There was no significant difference in survival rates between the IPF and CPFE groups (P = 0.972), according to analysis of the Kaplan–Meier survival curves (Fig. 1).

The relationships between all-cause mortality and clinical parameters, including CPFE, were evaluated using Cox proportional hazards analysis (Table 3). Univariate analysis showed that advanced stage NSCLC, higher GAP index score (P <  0.001), AE (P <  0.001), lower FVC predicted, lower FEV1 predicted, lower DLco predicted, higher FEV1/FVC, %, and histological type other than adenocarcinoma or squamous cell carcinoma were significantly correlated with all-cause mortality. BMI, smoking history, time elapsed between diagnosis of IPF or CPFE and diagnosis of NSCLC, and CPFE did not correlate with all-cause mortality.

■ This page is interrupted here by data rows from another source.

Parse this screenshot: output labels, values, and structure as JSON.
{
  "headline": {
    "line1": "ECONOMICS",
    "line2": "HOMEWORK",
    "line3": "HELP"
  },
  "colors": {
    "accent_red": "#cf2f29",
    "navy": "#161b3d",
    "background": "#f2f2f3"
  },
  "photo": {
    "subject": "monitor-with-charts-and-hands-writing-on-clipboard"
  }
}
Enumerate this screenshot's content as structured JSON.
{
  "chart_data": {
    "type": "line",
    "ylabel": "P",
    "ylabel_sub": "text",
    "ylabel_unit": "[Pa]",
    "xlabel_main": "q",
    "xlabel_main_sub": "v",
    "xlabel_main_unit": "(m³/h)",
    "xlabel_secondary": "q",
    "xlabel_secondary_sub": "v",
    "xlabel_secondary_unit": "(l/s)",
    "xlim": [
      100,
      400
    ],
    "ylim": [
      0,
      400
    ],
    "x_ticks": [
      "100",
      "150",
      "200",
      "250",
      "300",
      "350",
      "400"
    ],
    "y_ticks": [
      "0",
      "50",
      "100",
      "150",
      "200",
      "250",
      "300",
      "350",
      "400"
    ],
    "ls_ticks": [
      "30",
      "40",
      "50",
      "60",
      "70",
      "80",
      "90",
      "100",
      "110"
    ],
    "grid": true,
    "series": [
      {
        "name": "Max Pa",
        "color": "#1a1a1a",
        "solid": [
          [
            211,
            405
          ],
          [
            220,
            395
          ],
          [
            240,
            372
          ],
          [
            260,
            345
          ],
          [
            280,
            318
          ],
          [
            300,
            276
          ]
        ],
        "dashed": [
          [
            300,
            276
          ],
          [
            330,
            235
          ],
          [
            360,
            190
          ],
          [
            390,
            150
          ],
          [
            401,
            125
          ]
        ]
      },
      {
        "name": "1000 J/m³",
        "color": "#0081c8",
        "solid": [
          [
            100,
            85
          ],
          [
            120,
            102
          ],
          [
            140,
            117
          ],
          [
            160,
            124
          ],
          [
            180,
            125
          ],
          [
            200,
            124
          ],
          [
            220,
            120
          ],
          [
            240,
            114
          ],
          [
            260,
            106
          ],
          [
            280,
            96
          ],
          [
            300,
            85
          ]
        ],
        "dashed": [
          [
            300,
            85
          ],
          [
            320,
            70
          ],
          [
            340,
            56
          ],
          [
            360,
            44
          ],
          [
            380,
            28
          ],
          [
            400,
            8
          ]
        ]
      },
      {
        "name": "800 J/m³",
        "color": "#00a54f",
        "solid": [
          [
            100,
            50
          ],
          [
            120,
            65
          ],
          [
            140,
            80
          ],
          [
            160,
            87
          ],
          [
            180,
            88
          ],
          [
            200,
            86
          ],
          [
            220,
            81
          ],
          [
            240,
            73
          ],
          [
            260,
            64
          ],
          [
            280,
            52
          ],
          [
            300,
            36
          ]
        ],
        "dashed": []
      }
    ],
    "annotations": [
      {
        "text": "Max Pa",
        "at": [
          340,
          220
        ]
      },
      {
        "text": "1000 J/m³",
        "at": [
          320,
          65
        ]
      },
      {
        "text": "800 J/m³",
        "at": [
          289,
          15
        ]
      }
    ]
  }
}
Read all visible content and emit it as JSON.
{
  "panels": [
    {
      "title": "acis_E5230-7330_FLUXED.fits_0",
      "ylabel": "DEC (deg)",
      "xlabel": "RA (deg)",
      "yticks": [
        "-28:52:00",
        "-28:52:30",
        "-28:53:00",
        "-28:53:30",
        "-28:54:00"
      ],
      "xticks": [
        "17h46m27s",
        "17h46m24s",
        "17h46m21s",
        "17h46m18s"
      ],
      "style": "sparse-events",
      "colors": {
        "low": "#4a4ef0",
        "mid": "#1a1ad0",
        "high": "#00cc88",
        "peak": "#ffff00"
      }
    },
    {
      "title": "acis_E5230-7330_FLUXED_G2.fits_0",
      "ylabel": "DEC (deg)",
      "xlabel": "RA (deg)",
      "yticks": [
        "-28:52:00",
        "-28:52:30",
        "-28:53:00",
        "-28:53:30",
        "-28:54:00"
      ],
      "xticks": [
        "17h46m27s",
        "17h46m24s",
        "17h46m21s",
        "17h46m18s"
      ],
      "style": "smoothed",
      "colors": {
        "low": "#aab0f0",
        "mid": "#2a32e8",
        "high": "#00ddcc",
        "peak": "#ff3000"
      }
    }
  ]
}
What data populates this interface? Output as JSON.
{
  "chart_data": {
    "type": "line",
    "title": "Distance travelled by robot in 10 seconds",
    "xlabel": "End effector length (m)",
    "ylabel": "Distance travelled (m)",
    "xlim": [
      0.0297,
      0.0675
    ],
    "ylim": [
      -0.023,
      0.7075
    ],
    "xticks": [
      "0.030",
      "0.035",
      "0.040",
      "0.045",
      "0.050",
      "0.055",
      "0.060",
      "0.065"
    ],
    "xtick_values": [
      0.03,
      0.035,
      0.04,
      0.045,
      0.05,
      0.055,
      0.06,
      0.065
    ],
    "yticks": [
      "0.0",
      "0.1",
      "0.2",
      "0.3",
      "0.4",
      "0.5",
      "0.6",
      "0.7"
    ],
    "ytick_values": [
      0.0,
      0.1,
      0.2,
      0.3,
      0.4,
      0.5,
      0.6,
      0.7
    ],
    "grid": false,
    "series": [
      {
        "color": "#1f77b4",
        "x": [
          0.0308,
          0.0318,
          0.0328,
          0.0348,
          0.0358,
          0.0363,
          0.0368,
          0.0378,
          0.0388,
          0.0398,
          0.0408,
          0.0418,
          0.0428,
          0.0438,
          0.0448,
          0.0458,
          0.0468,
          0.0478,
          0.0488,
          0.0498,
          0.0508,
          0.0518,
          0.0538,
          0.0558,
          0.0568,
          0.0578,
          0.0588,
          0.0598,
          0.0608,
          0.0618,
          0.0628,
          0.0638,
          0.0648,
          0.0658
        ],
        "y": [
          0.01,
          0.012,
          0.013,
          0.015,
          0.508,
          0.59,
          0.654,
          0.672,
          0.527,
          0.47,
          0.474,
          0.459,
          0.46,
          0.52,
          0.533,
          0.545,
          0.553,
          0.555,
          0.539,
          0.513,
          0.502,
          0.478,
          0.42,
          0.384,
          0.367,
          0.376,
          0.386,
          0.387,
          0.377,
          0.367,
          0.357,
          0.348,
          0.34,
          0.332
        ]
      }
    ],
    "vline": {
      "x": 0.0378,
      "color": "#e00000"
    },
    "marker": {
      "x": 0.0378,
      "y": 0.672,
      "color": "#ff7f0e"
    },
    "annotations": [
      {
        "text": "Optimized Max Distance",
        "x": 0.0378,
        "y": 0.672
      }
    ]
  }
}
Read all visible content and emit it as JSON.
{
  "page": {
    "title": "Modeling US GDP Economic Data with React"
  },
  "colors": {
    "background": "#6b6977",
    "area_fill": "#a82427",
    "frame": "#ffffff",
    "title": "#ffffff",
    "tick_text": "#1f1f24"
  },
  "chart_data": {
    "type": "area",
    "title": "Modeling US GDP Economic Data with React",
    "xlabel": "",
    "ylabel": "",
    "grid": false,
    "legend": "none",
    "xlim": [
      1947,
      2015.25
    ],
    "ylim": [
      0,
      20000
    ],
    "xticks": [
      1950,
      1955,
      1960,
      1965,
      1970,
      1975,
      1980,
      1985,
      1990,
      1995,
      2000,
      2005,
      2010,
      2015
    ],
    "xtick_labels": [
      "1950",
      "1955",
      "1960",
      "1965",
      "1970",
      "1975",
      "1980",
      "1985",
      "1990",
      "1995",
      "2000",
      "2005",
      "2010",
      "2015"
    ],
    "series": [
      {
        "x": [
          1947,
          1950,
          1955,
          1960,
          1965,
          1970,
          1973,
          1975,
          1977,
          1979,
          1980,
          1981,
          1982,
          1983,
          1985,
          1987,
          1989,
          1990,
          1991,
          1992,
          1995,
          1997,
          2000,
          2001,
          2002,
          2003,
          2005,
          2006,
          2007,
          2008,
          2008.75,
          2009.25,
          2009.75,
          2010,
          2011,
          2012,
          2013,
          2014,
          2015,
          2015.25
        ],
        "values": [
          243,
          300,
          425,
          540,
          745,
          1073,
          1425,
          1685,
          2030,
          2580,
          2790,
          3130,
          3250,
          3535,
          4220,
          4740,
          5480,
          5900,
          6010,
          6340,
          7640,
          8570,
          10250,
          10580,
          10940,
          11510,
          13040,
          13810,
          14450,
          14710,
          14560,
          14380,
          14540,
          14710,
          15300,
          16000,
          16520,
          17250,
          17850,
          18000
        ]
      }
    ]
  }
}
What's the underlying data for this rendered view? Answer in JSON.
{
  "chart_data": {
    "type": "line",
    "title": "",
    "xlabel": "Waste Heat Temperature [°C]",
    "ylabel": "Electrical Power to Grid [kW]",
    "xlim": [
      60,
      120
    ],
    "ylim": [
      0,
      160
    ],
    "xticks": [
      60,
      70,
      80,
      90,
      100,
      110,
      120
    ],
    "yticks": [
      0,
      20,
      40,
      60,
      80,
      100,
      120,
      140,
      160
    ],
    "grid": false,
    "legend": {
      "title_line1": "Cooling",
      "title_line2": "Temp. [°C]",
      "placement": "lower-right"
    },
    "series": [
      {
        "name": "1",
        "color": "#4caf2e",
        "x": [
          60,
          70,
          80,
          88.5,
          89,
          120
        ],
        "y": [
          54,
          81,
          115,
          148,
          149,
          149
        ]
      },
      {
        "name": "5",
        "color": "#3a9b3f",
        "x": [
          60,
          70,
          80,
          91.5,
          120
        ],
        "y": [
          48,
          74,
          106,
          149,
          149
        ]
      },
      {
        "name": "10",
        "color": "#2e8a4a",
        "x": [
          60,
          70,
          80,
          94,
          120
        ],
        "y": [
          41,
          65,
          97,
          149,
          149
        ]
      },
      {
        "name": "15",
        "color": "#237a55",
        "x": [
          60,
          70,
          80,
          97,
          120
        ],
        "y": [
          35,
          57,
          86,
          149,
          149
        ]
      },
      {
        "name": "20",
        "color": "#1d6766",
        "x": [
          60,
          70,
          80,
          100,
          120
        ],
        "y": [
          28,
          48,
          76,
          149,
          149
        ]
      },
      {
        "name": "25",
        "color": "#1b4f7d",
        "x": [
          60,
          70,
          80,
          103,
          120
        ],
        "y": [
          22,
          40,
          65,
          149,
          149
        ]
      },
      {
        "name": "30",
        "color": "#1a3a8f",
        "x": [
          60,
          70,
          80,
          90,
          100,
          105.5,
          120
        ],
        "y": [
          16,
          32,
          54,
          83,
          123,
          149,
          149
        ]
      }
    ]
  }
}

Multivariate Cox proportional hazards analyses were performed to compare the contributions of these indices (Table 4). Stepwise Cox proportional hazards analysis demonstrated that higher ECOG status (HR: 1.30; 95% CI: 1.16–1.55; P = 0.003), advanced stage NSCLC (HR: 3.15; 95% CI: 2.21–4.49; P <  0.001), and higher GAP score (HR: 1.31; 95% CI: 1.16–1.48; P <  0.001) were risk factors for all-cause mortality. CPFE (HR: 0.89; 95% CI: 0.66–1.21; P = 0.466) was not a significant risk factor for all-cause mortality in multivariate analysis.